The execution of the parent process can be seen as a.js
, and the execution of the child process seen as b.js
. You can imagine that it executes node a.js
first, and then cluster.fork
several times(execute node b.js
several times). The cluster module is a bridge between them. They two can communicate between each other by using methods provided by cluster.
How It Works
The worker processes are spawned using the child_process.fork() method, so that they can communicate with the parent via IPC and pass server handles back and forth.
The cluster module supports two methods of distributing incoming connections.
The first one (and the default one on all platforms except Windows), is the round-robin approach, where the master process listens on a port, accepts new connections and distributes them across the workers in a round-robin fashion, with some built-in smarts to avoid overloading a worker process.
The second approach is where the master process creates the listen socket and sends it to interested workers. The workers then accept incoming connections directly.
The second approach should, in theory, give the best performance. In practice however, distribution tends to be very unbalanced due to operating system scheduler vagaries.
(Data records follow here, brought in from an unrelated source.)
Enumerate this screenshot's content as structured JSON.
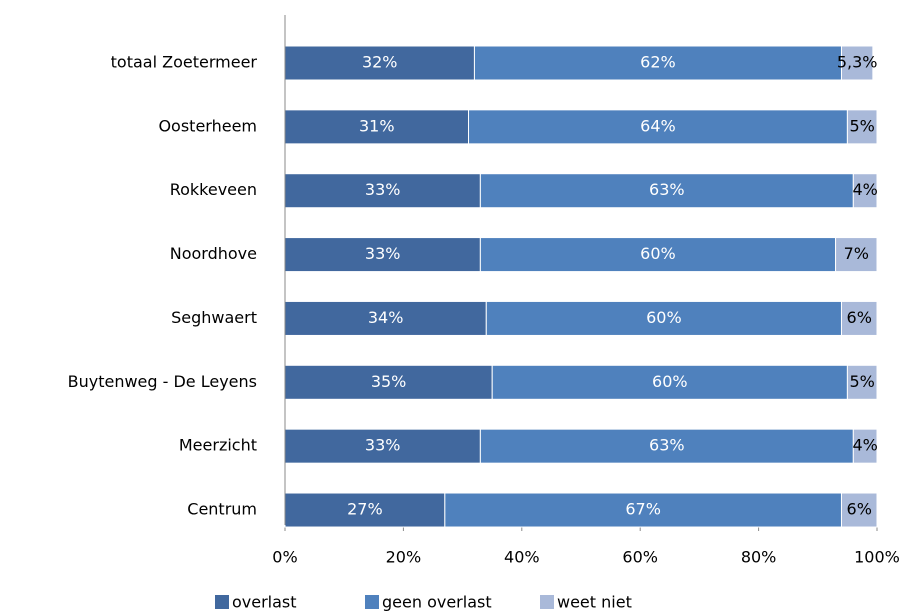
{
  "chart_data": {
    "type": "stacked_bar_horizontal",
    "categories": [
      "totaal Zoetermeer",
      "Oosterheem",
      "Rokkeveen",
      "Noordhove",
      "Seghwaert",
      "Buytenweg - De Leyens",
      "Meerzicht",
      "Centrum"
    ],
    "series": [
      {
        "name": "overlast",
        "color": "#41689e",
        "values": [
          32,
          31,
          33,
          33,
          34,
          35,
          33,
          27
        ],
        "value_labels": [
          "32%",
          "31%",
          "33%",
          "33%",
          "34%",
          "35%",
          "33%",
          "27%"
        ]
      },
      {
        "name": "geen overlast",
        "color": "#4f81bd",
        "values": [
          62,
          64,
          63,
          60,
          60,
          60,
          63,
          67
        ],
        "value_labels": [
          "62%",
          "64%",
          "63%",
          "60%",
          "60%",
          "60%",
          "63%",
          "67%"
        ]
      },
      {
        "name": "weet niet",
        "color": "#a9b9d9",
        "values": [
          5.3,
          5,
          4,
          7,
          6,
          5,
          4,
          6
        ],
        "value_labels": [
          "5,3%",
          "5%",
          "4%",
          "7%",
          "6%",
          "5%",
          "4%",
          "6%"
        ]
      }
    ],
    "xlim": [
      0,
      100
    ],
    "xticks": [
      {
        "value": 0,
        "label": "0%"
      },
      {
        "value": 20,
        "label": "20%"
      },
      {
        "value": 40,
        "label": "40%"
      },
      {
        "value": 60,
        "label": "60%"
      },
      {
        "value": 80,
        "label": "80%"
      },
      {
        "value": 100,
        "label": "100%"
      }
    ],
    "legend": "bottom"
  }
}
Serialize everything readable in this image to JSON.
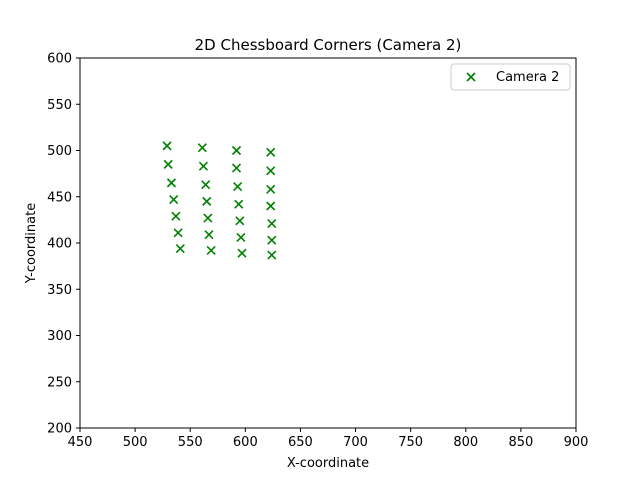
{
  "chart_data": {
    "type": "scatter",
    "title": "2D Chessboard Corners (Camera 2)",
    "xlabel": "X-coordinate",
    "ylabel": "Y-coordinate",
    "xlim": [
      450,
      900
    ],
    "ylim": [
      200,
      600
    ],
    "xticks": [
      450,
      500,
      550,
      600,
      650,
      700,
      750,
      800,
      850,
      900
    ],
    "yticks": [
      200,
      250,
      300,
      350,
      400,
      450,
      500,
      550,
      600
    ],
    "grid": false,
    "legend_position": "top-right",
    "series": [
      {
        "name": "Camera 2",
        "marker": "x",
        "color": "#008000",
        "points": [
          {
            "x": 529,
            "y": 505
          },
          {
            "x": 530,
            "y": 485
          },
          {
            "x": 533,
            "y": 465
          },
          {
            "x": 535,
            "y": 447
          },
          {
            "x": 537,
            "y": 429
          },
          {
            "x": 539,
            "y": 411
          },
          {
            "x": 541,
            "y": 394
          },
          {
            "x": 561,
            "y": 503
          },
          {
            "x": 562,
            "y": 483
          },
          {
            "x": 564,
            "y": 463
          },
          {
            "x": 565,
            "y": 445
          },
          {
            "x": 566,
            "y": 427
          },
          {
            "x": 567,
            "y": 409
          },
          {
            "x": 569,
            "y": 392
          },
          {
            "x": 592,
            "y": 500
          },
          {
            "x": 592,
            "y": 481
          },
          {
            "x": 593,
            "y": 461
          },
          {
            "x": 594,
            "y": 442
          },
          {
            "x": 595,
            "y": 424
          },
          {
            "x": 596,
            "y": 406
          },
          {
            "x": 597,
            "y": 389
          },
          {
            "x": 623,
            "y": 498
          },
          {
            "x": 623,
            "y": 478
          },
          {
            "x": 623,
            "y": 458
          },
          {
            "x": 623,
            "y": 440
          },
          {
            "x": 624,
            "y": 421
          },
          {
            "x": 624,
            "y": 403
          },
          {
            "x": 624,
            "y": 387
          }
        ]
      }
    ]
  }
}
Loads have been observed where over 70% of all connections ended up in just two processes, out of a total of eight.
IPC(Inter-process communication)
Inter-process communication techniques can be divided into various types. These are:
Type | Without Connnection | Stability | Flow Control | Priority |
---|---|---|---|---|
Pipe | N | Y | Y | N |
Named Pipe | N | Y | Y | N |
Message Queues | N | Y | Y | N |
Semaphores | N | Y | Y | Y |
Shared Memory | N | Y | Y | Y |
UNIX Stream Socket | N | Y | Y | N |
UNIX Datagram Socket | Y | Y | N | N |
IPC in Node.js is implemented through Pipe based on libuv. It is implemented by Named Pipe(the second item in the list above) in windows, and UDS (Unix Domain Socket) in *nix.
Ordinary socket is designed for network communications, which itself is unreliable. But the socket for the IPC is not the case, because local network environment is reliable by default. So you can simplify much unnecessary encode/decode and calculate the verification, etc., get more efficient UDS communication.
If understanding the IPC in Node.js, you will be asked an interesting question:
Before IPC channel was
set up, how the parent process and the child process
communicate between each other? If there is no communication, how is IPC set up?
This question is very simple, just a problem of thinking. When you create a child process via child_process, you can specify the env (environment variable) of the child process. When starting the child process in Node.js, the main process sets up the IPC channel first, then pass the fd(file descriptor) of the IPC channel to the child process via environment variable (NODE_CHANNEL_FD
). Then the child process connects to the parent process via fd.
Finally, for the issue of inter-process communication (IPC), we generally do not directly ask the IPC implementation, but will ask under what conditions you need IPC, and the use of IPC to deal with any business scene.
Daemon Process
Daemon Process is a very basic concept of the server side. Many people may only know that we can start a process as a daemon by using tools such as pm2, but not what is a process and why using it. For excellent guys, daemon process implement should be known.
The normal process will be directly shut down after the user exits the terminal. The Process starting with &
and running in the background will be shut down when the session (session group) is released. The daemon process is not dependent on the terminal(tty) process and will not be shut down because of the user exiting the terminal.
// Daemon Process Implement (Written in C)
void init_daemon()
{
pid_t pid;
int i = 0;
if ((pid = fork()) == -1) {
printf("Fork error !\n");
exit(1);
}
if (pid != 0) {
exit(0); // parent process exits
}
setsid(); // the child process opens a new session and becomes the session header and the process group leader
if ((pid = fork()) == -1) {
printf("Fork error !\n");
exit(-1);
}
if (pid != 0) {
exit(0); // End the first process, and the second process is not the session header any more.
// avoid the current session group to re-connect with the tty
}
chdir("/tmp"); // change the working directory
umask(0); // reset the file umask
for (; i < getdtablesize(); ++i) {
close(i); // close the file descriptor
}
return;
}